WEIGHT: 58 kg
Breast: E
One HOUR:250$
Overnight: +90$
Services: Fetish, Receiving Oral, Uniforms, Facial, Golden shower (out)
Contact Admin. On its surface, Can Do Bar seems like your average after-hours watering hole. Shelves of liquor bottles shimmer under neon signage, and the latest pop chart-toppers drift out from the loudspeakers. Despite its comfortingly nondescript appearance, it is the only bar of its kind in Chiang Mai: While its uniqueness is notable, the women who own and work at the bar hope to eventually see more establishments like it, because the space they have created is safe, community-run and fairly managed.
They also want make it clear that their employment as sex workers at Can Do Bar is their choice. And they make the rules. Other bars require that sex workers consume alcohol while on the job, demand that they maintain a certain weight, and have a number of additional strict policies that exploit them. Every time you wear the wrong uniform pieces, your salary is cut. The criminalisation of sex work can malign these women into feeling trapped in dangerous situations without proper legal resources.

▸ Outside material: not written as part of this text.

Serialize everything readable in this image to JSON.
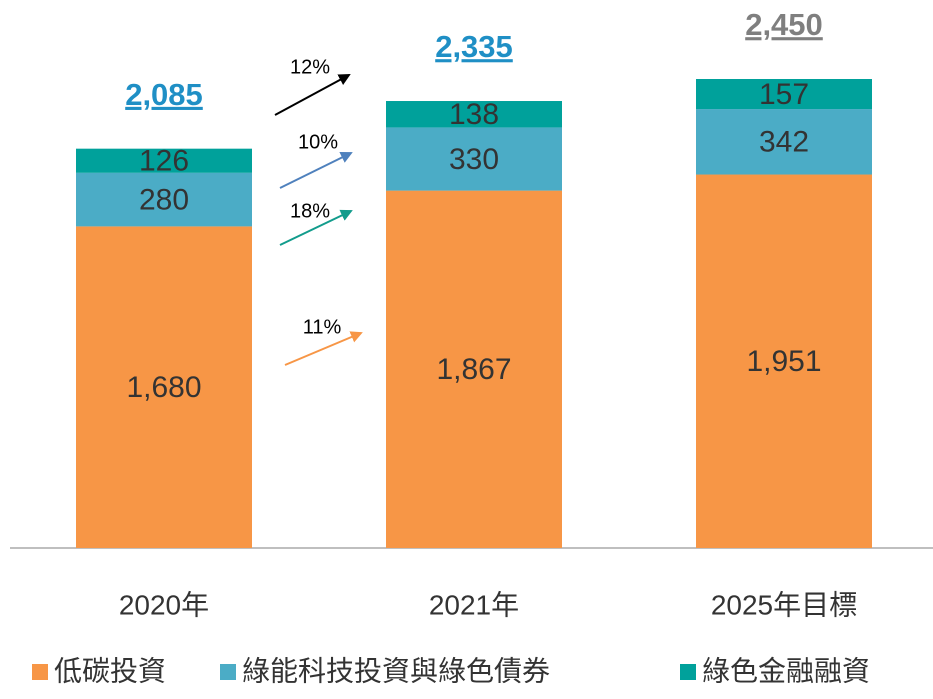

This is why the priority of the Empower Foundation, the organisation behind Can Do Bar, is the decriminalisation of sex work. Sachumi makes an important distinction: We just want to work in the same way that other workers do.
Decriminalisation could have a dramatic impact on the lives of sex workers by granting them the freedoms to which they are entitled. The women of Can Do Bar are all too familiar with the public stigma surrounding the decriminalisation of their livelihood — and the fear that accompanies it.
Another issue inevitably arises in our discussion about sex work: The industry of sex work is sizable in Thailand: Yet there is little nuance in the way the government addresses these issues; sweeping raids of the places where sex workers are employed involve arrests of all who are present, even those working consensually.